The VA needed, according to the panel, a decentralization of authority in decision-making to the lowest appropriate level, more seriousness in promoting patient-centric care, better approaches to clinical decision-making support systems, and new modern enterprise management tools, like patient scheduling.

“All of those needed to occur if there was going to be fundamental changes to the care provided in the VA,” Wilensky said. “Unfortunately, as we look out now, a couple of years later, it’s clear that despite additional funding, the VA continues to struggle in providing the care that has been promised to the veterans. And that has got to be a source of continued frustration.”
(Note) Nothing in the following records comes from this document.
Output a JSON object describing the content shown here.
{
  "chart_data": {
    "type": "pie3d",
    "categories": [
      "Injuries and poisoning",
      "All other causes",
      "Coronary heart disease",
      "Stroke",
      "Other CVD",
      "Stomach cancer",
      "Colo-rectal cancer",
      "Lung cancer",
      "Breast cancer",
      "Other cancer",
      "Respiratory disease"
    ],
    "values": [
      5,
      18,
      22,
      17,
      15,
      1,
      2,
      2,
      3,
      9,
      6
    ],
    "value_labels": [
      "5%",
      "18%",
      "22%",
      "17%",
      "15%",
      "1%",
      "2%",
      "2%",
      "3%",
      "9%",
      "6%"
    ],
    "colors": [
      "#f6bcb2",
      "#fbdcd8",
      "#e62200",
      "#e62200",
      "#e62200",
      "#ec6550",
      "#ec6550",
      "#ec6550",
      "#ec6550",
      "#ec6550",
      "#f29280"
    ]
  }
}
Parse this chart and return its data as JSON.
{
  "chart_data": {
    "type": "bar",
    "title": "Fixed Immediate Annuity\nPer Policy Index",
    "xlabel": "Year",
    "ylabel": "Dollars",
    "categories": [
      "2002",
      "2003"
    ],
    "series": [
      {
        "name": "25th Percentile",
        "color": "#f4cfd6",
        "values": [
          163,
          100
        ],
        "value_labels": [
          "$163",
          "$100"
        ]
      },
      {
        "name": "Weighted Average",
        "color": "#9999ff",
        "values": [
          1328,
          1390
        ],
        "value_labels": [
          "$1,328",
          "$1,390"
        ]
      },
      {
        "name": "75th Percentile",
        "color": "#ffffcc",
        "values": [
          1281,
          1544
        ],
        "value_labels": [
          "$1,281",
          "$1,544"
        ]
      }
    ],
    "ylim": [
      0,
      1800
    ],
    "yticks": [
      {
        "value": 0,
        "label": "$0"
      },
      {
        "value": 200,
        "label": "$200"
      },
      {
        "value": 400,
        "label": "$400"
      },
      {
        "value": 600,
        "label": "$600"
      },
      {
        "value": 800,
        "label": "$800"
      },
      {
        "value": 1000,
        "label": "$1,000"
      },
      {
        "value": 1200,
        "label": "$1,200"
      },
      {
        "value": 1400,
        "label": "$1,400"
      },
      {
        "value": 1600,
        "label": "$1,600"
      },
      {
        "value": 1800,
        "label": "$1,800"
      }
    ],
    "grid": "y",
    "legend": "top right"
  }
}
Part of the problem, she said, is that VA continues to try in-house solutions that it isn’t capable of delivering on, like the patient scheduling system and the electronic health records update.

“When pressed, [VA] seems to turn inward, believing it can solve its own problems internally better than going to experts outside,” Wilensky said. “Despite what appears to be a series of problems that have developed when they have tried that. It’s not clear to me why they keep turning inward, when it looks like that has not served them well in the past. Not that going outside is necessarily a winning solution; you can bungle that, as we saw what happened with Healthcare.gov.”

But she said that it can also be easy to focus on the problems and failures.

“VA has always had centers, VA facilities, that provide excellent care, and that has continued,” she said. “They have had a history of too much variation between the best and the worst. We focus on the worst, because we’re concerned about what happens to the care there. But it is a reminder that there are also very excellent VA centers of care, have been historically, many of them closely affiliated with academic health centers.”

The issue is that when these facilities with good clinical results have been interviewed, many of them have reported having to work around decision-making, delivering results in spite of constraints. And unfortunately, that’s not practical to duplicate.

“There are ways … to get the right thing done, but it requires a very different mindset than the kind of mindset that is present all-too-often in the VA right now,” Wilensky said.